Rather than asking nicely he just grabbed the bag from her in a manner she described as “violent and physical”, searched through it and, finding nothing, handed it back to her. She claims that she felt “belittled and humiliated” by his treatment of her in front of her children and their friends but being a strong character she decided not to take this lying down. Her later complaint to the security company about the way their guard had treated her was met with a promise of an apology but this never came. So she dragged Scorpion Security to court. And she won.
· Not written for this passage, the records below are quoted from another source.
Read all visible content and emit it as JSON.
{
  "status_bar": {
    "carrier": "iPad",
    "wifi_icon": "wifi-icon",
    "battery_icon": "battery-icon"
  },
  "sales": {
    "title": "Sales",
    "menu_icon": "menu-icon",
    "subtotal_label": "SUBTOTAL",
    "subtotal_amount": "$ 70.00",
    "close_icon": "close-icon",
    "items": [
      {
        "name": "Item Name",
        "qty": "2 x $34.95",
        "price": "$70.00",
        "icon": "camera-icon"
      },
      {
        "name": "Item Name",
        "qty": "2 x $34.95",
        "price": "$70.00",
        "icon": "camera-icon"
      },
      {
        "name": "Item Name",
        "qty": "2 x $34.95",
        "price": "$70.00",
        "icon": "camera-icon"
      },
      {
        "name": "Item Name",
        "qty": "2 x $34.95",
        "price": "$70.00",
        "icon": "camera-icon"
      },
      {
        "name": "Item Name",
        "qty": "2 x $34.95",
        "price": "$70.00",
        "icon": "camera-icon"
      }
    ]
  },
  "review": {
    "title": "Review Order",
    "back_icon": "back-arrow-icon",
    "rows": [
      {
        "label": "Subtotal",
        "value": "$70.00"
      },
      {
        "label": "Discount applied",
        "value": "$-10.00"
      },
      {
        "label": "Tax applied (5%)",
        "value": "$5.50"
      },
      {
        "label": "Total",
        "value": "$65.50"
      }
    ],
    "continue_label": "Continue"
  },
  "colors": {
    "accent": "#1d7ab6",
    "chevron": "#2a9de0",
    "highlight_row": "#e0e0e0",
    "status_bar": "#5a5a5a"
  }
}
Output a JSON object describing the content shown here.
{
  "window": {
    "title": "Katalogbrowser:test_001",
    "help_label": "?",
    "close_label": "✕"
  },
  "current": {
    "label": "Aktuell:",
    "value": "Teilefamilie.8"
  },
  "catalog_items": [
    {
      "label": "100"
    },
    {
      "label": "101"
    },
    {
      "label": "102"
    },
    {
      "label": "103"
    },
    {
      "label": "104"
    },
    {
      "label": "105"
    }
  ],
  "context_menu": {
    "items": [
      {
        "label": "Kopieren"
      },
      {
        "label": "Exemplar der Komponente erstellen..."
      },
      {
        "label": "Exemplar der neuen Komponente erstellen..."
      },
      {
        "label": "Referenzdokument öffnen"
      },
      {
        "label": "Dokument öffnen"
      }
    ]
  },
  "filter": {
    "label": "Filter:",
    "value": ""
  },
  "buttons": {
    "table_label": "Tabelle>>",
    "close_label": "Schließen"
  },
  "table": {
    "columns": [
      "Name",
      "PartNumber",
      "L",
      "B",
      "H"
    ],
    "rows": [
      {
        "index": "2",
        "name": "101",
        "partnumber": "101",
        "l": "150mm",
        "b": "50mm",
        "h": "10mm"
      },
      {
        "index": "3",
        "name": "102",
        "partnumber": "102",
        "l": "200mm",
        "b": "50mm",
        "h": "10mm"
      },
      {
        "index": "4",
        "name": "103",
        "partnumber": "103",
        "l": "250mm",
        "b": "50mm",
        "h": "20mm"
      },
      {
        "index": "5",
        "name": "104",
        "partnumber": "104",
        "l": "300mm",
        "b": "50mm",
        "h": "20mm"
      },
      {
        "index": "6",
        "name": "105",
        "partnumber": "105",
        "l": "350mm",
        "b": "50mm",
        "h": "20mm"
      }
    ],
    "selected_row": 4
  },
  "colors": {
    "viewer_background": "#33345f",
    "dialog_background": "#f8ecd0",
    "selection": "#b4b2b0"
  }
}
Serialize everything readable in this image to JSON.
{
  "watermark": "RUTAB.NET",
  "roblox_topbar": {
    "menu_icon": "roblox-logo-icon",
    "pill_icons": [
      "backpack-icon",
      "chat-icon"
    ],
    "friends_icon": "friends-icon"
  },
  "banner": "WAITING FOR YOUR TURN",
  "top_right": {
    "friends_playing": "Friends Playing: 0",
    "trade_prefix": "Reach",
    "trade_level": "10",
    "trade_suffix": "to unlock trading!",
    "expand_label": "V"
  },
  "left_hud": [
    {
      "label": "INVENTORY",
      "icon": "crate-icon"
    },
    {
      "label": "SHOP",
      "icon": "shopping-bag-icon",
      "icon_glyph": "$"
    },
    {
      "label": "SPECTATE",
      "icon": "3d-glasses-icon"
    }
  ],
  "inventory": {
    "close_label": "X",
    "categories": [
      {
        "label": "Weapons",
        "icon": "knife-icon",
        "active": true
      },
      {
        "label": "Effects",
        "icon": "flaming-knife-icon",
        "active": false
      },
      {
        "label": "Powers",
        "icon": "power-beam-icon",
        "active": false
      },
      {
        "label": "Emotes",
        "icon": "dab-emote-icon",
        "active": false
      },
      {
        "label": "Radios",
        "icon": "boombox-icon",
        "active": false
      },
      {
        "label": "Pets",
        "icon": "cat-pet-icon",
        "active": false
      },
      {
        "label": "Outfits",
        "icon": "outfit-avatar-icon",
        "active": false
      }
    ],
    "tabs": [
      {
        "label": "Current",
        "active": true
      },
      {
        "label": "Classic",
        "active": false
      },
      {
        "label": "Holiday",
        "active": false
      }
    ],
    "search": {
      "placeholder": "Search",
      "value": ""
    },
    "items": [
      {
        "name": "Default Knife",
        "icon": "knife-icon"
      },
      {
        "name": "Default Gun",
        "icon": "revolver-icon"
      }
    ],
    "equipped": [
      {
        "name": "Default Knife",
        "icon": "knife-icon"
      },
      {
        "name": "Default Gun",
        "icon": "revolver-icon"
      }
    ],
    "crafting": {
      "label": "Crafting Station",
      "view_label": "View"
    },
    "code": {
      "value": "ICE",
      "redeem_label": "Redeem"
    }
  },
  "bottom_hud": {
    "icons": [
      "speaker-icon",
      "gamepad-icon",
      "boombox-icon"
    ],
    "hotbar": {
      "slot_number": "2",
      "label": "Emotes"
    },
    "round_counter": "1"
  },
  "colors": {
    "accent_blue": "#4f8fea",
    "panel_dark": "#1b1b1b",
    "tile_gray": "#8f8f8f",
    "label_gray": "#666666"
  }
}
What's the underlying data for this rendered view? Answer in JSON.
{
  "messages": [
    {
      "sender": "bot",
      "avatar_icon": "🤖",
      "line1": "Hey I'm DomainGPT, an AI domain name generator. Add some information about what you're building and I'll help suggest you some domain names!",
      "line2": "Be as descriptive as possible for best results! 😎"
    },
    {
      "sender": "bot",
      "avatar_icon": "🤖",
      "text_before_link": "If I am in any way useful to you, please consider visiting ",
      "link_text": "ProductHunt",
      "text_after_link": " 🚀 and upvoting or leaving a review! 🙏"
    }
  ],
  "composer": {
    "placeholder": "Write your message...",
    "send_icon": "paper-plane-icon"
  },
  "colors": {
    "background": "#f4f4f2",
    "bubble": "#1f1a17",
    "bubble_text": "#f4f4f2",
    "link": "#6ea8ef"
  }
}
Then the case was heard at the High Court in Francistown the managing director of Scorpion Security gave evidence in defence and told the judge that his “security guards could
In his judgement the judge found that “indeed the Defendants searched the plaintiff without her consent and it was unlawful. […] The Plaintiff has proved her case on a balance of probabilities and I accordingly grant judgement in her favour.” He went on to say that she had suffered “humiliation, embarrassment and impairment of her dignity as an honest member of society” and that she deserved compensation for that. He ordered the security company to pay her P60,000 in compensation.
Just a few days ago a consumer contacted us with the following story. He said:
“I was insulted by a security guard in Maun because I refused to be searched, they wanted to search the things I had purchased from their shop and I found that whole exercise to be inhuman and degrading.
I told them that instead of being searched I would rather be given my money back and the manager was called to address the situation and he also blamed me for refusing to be searched. I ended up getting my money back and I will never set foot in that wholesale again. Is it proper for customers to be searched at the door after purchasing goods?”
Of course, we all know the answer. It’s simply NOT proper to treat customers like this. It’s exploitation and the customer was quite right to decide never to visit the store again and to exercise his right to tell everyone he knows (and the 90,000 people in the Consumer Watchdog Facebook group) about his experience and decision to take his money elsewhere.
Then there’s another form of exploitation. Perhaps a better word is “abuse”.
Many of you will have read and heard of a situation where a small girl was allegedly molested by a customer at a leisure resort outside Gaborone. The bad news is that this particular resort has a widespread reputation for such things. Many of us have heard stories for years that girls and young women ran the risk of being pestered by men, sometimes groups of men. The good news is that the management of the resort seem now to have taken the issue seriously and will be setting a higher standard of entrance and conduct for patrons visiting the place.
But the wider issue is how a business, whether it’s a bank, an insurance company, a supermarket or a leisure resort can offer its patrons a sense of security. I don’t mean being illegally searched by a guard with delusions of importance, I mean real security, the safety and welfare of the consumers who spend their money there. I mean a security guard who would take care to protect the customers, not just the store’s interests.
So things have changed for the better over the last twelve years, that’s true. But there’s still a long way to go until we’re free of exploitation and abuse.